Better Bash history 🔗︎

One of the most useful Bash functions is the ability to retain a history of the commands you’ve used. You can use the history command to return a list previously executed commands. You can then use the exclamation mark or bang, !, to retrieve and run previous commands in the Bash shell. For example, you can specify a command from your history by number:

$ !110

Would run the 110th command in your history. Or you can specify the command by name:

$ !wget

Would run the last wget command executed.

Less well known are the variations on this:

$ !:0

Which returns the command portion of the previous command executed, for example:

$ wget https://www.google.com
$ !:0
$ wget

To get the arguments rather than the command you would use:

$ mkdir /tmp/newdirectory
$ cd !*
cd /tmp/newdirectory

Your history, however, can become cluttered with repeated commands and commands you may wish to retrieve such as ls or ps. Bash has an environment variable called $HISTIGNORE to only retain the history you want, rather than every command. Let’s look at my $HISTIGNORE setting:

$ HISTIGNORE="&:history:ls:ls * ps:ps -A:[bf]g:exit"

This configuration will prevent repeated commands (the & symbol), and the history, ls, ls *, ps and ps -A binaries and the bg, fg and exit built-in commands from being logged to your command history. Another useful trick is to add [ \t]* which prevents any command starting with a space from being logged in your command history. Finally, we just need to export the variable:

$ export HISTIGNORE

Did you also know that, in addition to trimming your Bash history, you can also interactively search from your Bash history? You can type Ctrl-r to enable the search function (this may be familiar to some Emacs users and like Emacs you can also use Ctrl-a and Ctrl-e, go to the start and end of a command respectively amongst other short-cuts). This will launch the following prompt:

(reverse-i-search)`':

Then type a command or portion of a command to search through your Bash history and display matching commands. If you find the command you wish you can then run it by hitting Enter or return the matched result to the command line to edit it by hitting Esc.

Unaliasing 🔗︎

Most people know about the alias command that allows you to create modified versions of commands, for example adding the -r option to the rm command or the -p option to the mkdir command:

$ alias rm='rm -r'
$ alias mkdir='mkdir -p'

TIP   You would generally save your aliases in your Bash configuration.
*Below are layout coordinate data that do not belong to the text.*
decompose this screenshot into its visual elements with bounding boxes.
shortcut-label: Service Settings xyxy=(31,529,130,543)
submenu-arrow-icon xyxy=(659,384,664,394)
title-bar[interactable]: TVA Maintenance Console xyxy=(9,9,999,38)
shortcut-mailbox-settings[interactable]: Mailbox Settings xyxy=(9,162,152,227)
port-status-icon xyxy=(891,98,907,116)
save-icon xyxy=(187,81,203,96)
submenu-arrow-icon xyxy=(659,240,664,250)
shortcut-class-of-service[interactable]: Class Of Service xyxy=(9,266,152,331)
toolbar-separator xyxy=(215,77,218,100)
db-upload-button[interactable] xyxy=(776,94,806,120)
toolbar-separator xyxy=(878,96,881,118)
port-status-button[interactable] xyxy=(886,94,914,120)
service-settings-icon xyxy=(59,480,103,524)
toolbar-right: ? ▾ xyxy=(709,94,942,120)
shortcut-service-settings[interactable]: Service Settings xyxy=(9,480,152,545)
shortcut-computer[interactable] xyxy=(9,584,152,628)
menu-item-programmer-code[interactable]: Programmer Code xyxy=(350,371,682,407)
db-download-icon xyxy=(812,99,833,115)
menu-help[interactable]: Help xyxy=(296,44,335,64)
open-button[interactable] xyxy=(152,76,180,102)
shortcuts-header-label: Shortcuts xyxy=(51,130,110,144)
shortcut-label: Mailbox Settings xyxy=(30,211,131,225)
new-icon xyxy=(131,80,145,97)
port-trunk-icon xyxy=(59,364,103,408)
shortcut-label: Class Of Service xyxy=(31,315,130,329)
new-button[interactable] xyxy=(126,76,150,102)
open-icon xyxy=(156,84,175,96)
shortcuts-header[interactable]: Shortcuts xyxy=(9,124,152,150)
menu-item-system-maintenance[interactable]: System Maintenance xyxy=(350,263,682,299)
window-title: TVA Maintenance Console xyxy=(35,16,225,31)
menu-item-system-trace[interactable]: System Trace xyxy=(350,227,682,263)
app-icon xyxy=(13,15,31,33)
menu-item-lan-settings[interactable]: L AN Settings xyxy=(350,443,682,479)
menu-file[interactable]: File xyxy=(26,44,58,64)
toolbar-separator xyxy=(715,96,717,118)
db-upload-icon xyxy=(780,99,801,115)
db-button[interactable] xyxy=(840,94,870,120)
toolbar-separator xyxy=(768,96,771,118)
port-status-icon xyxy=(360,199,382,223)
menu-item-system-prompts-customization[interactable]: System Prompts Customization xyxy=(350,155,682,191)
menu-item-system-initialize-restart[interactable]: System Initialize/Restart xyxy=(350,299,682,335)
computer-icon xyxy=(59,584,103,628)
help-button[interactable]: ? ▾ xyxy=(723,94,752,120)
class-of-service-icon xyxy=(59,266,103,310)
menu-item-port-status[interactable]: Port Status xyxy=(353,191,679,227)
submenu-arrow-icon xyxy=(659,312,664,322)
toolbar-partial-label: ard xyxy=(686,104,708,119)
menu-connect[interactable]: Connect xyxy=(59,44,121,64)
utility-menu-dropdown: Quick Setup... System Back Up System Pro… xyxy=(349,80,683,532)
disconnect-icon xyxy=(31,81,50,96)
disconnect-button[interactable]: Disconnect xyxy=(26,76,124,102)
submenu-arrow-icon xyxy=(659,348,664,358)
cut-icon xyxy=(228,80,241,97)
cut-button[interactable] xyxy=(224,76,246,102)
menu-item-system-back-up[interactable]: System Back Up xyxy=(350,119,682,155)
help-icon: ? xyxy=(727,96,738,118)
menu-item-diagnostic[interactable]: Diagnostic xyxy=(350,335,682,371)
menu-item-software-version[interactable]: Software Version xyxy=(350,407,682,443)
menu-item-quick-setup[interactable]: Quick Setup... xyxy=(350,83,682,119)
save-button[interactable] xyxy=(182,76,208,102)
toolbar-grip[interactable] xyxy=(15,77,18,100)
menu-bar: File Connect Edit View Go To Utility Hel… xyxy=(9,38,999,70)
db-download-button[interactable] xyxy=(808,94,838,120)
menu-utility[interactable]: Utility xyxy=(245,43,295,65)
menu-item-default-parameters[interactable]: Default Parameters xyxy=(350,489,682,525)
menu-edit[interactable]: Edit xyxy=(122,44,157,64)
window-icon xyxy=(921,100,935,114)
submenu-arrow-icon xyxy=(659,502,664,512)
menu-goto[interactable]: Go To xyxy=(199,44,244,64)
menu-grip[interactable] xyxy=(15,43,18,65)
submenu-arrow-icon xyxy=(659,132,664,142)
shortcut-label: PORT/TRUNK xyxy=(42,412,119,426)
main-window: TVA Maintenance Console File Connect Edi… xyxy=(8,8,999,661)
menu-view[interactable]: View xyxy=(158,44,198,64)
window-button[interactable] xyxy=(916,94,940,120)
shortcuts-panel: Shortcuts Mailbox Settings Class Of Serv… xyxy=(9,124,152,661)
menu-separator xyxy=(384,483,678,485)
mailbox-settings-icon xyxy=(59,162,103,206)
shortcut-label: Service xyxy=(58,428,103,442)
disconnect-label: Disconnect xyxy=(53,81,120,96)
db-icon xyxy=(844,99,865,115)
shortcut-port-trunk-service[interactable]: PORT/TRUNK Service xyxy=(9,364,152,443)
You can also run the alias command without flags to get a list of the currently enabled aliases.

But you may not know about the unalias command. This allows you to run the command without the alias:

$ unalias rm /tmp/file

You can also use the \ symbol to achieve the same result:

$ \rm /tmp/file

This will run the rm command without the -r option that would have been added by the alias.